According to Khan, the report stated “anything above ten per cent is considered over-radiation.” He said: “They have promised us to come at the end of November to look at the patients who were sent to the radiation facility and possibly look at whether there are any effects of over-radiation.” He said T&T would join the IAEA from January at a cost of $1 million. He did not state whether TT or US currency.
Asked if it were necessary to join, Khan said there were many benefits. “A simple CT Scan is also covered by the agency’s regulations and they assist the members and member countries in regulating and assisting the surveillance as well as treatment plans and protocols for countries and it is necessary because initially, if you look at X-rays that carry a high risk of radiation energy,” he said.

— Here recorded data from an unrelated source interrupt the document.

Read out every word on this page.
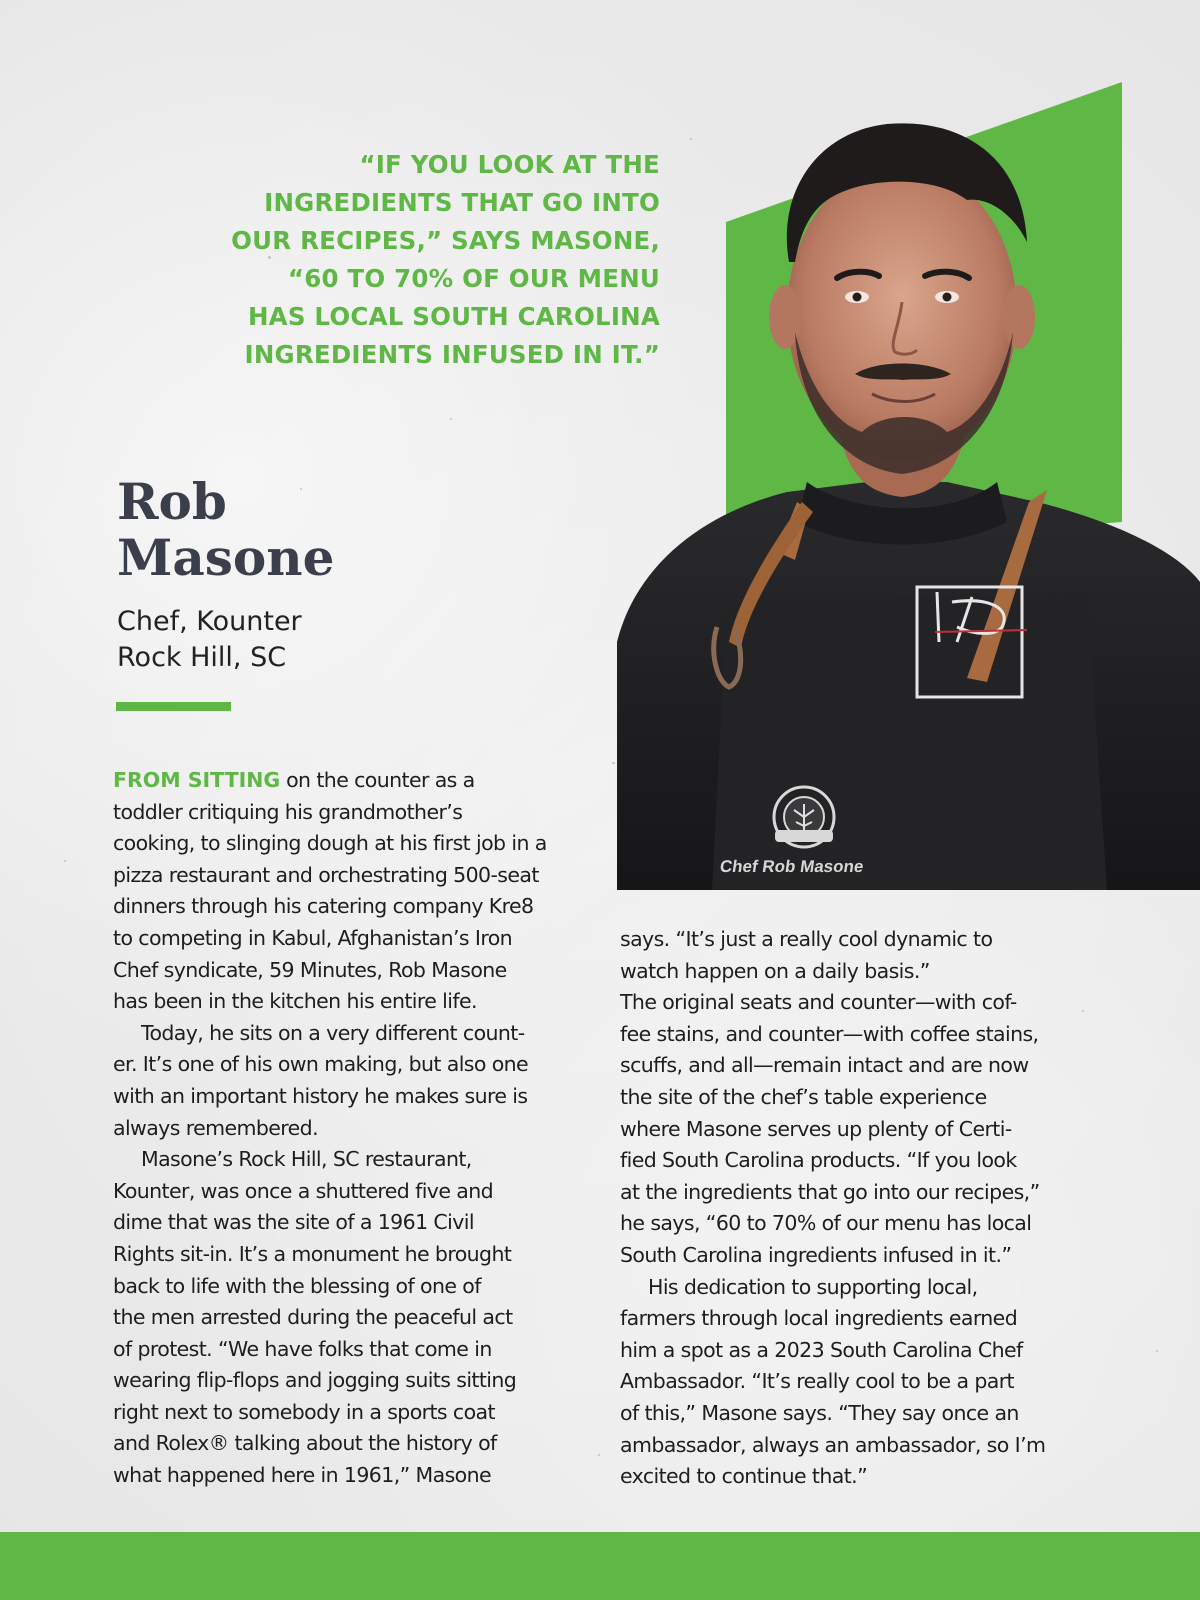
“IF YOU LOOK AT THE
INGREDIENTS THAT GO INTO
OUR RECIPES,” SAYS MASONE,
“60 TO 70% OF OUR MENU
HAS LOCAL SOUTH CAROLINA
INGREDIENTS INFUSED IN IT.”
Chef Rob Masone
Rob
Masone
Chef, Kounter
Rock Hill, SC
FROM SITTING on the counter as a
toddler critiquing his grandmother’s
cooking, to slinging dough at his first job in a
pizza restaurant and orchestrating 500-seat
dinners through his catering company Kre8
to competing in Kabul, Afghanistan’s Iron
Chef syndicate, 59 Minutes, Rob Masone
has been in the kitchen his entire life.
Today, he sits on a very different count-
er. It’s one of his own making, but also one
with an important history he makes sure is
always remembered.
Masone’s Rock Hill, SC restaurant,
Kounter, was once a shuttered five and
dime that was the site of a 1961 Civil
Rights sit-in. It’s a monument he brought
back to life with the blessing of one of
the men arrested during the peaceful act
of protest. “We have folks that come in
wearing flip-flops and jogging suits sitting
right next to somebody in a sports coat
and Rolex® talking about the history of
what happened here in 1961,” Masone
says. “It’s just a really cool dynamic to
watch happen on a daily basis.”
The original seats and counter—with cof-
fee stains, and counter—with coffee stains,
scuffs, and all—remain intact and are now
the site of the chef’s table experience
where Masone serves up plenty of Certi-
fied South Carolina products. “If you look
at the ingredients that go into our recipes,”
he says, “60 to 70% of our menu has local
South Carolina ingredients infused in it.”
His dedication to supporting local,
farmers through local ingredients earned
him a spot as a 2023 South Carolina Chef
Ambassador. “It’s really cool to be a part
of this,” Masone says. “They say once an
ambassador, always an ambassador, so I’m
excited to continue that.”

“So if somebody does about four or five X-rays a year for ten years and you start at a young age, you have a lot of exposure.” He said Cabinet had approved a national radiation protection policy document which emerged as a result of a working group for radiation protection. Khan said: “It was taken on board to develop certain ideas for radiation protection; codes of practice; establishing a Radiation Regulatory Authority to implement and enforce these regulations and applications for procedures for registration and licences of radiation users; management requirements for safe practices both in the public and private sector and developing rules, protocols and procedures pertaining to the handling, the storage, transportation and disposal of radiation sources.”
The policy also outlines protocols for dose limits for medical, occupational, public exposures; development of medical surveillance systems for radiation workers and penalties for non-compliance of radiation protection regulations, Khan said. He said the policy was the way forward in keeping with international standards.